Location
- Country: United States
- State: New Hampshire
- County: Coos
- Town and township: Pittsburg, Atkinson & Gilmanton Grant

Physical characteristics
- Source: Confluence of Roby Brook and Rowell Brook
- • location: Pittsburg
- • coordinates: 45°0′59″N 71°10′18″W﻿ / ﻿45.01639°N 71.17167°W
- • elevation: 1,460 ft (450 m)
- Mouth: Dead Diamond River
- • location: Atkinson & Gilmanton Grant
- • coordinates: 45°0′9″N 71°8′55″W﻿ / ﻿45.00250°N 71.14861°W
- • elevation: 1,438 ft (438 m)
- Length: 2.7 mi (4.3 km)

Basin features
- • left: Middle Branch Dead Diamond River
- • right: Cascade Brook

= West Branch Dead Diamond River =

The West Branch of the Dead Diamond River is a 2.7 mi river in northern New Hampshire in the United States. It is a tributary of the Dead Diamond River, located in the Androscoggin River watershed of Maine and New Hampshire.

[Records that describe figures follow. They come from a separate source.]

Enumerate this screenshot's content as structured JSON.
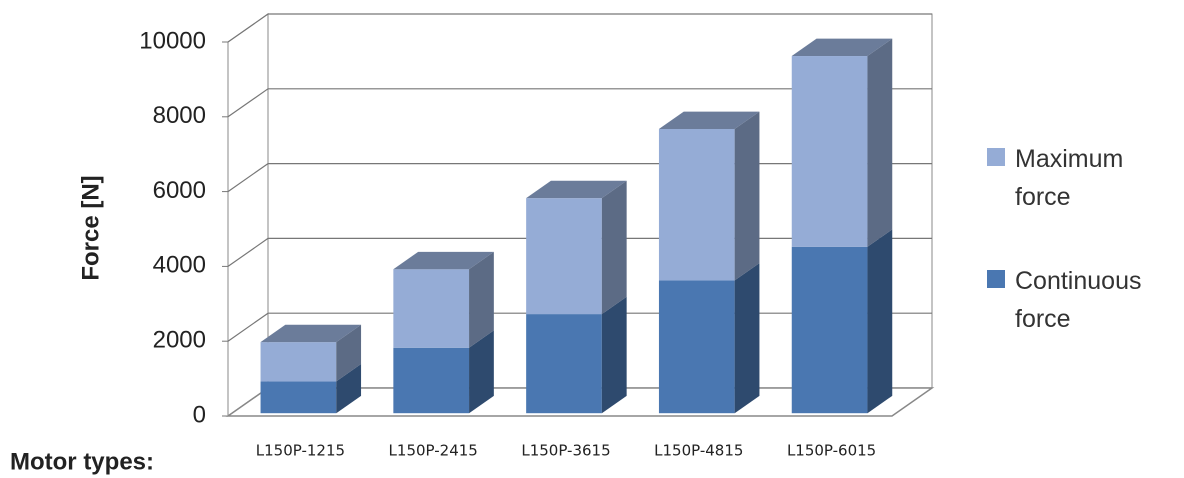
{
  "chart_data": {
    "type": "bar3d_stacked",
    "y_label": "Force [N]",
    "x_label": "Motor types:",
    "categories": [
      "L150P-1215",
      "L150P-2415",
      "L150P-3615",
      "L150P-4815",
      "L150P-6015"
    ],
    "series": [
      {
        "name": "Continuous force",
        "color": "#4a77b1",
        "values": [
          850,
          1750,
          2650,
          3550,
          4450
        ]
      },
      {
        "name": "Maximum force",
        "color": "#95acd6",
        "values": [
          1050,
          2100,
          3100,
          4050,
          5100
        ]
      }
    ],
    "ylim": [
      0,
      10000
    ],
    "yticks": [
      0,
      2000,
      4000,
      6000,
      8000,
      10000
    ],
    "grid": true
  }
}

The West Branch of the Dead Diamond River rises in a southern corner of the town of Pittsburg, New Hampshire, at the juncture of Rowell and Roby brooks. Flowing southeast, it passes into the township of Atkinson and Gilmanton Academy Grant, where it joins the East Branch to form the Dead Diamond River. The Middle Branch of the Dead Diamond joins the West Branch shortly before the West and East branches join.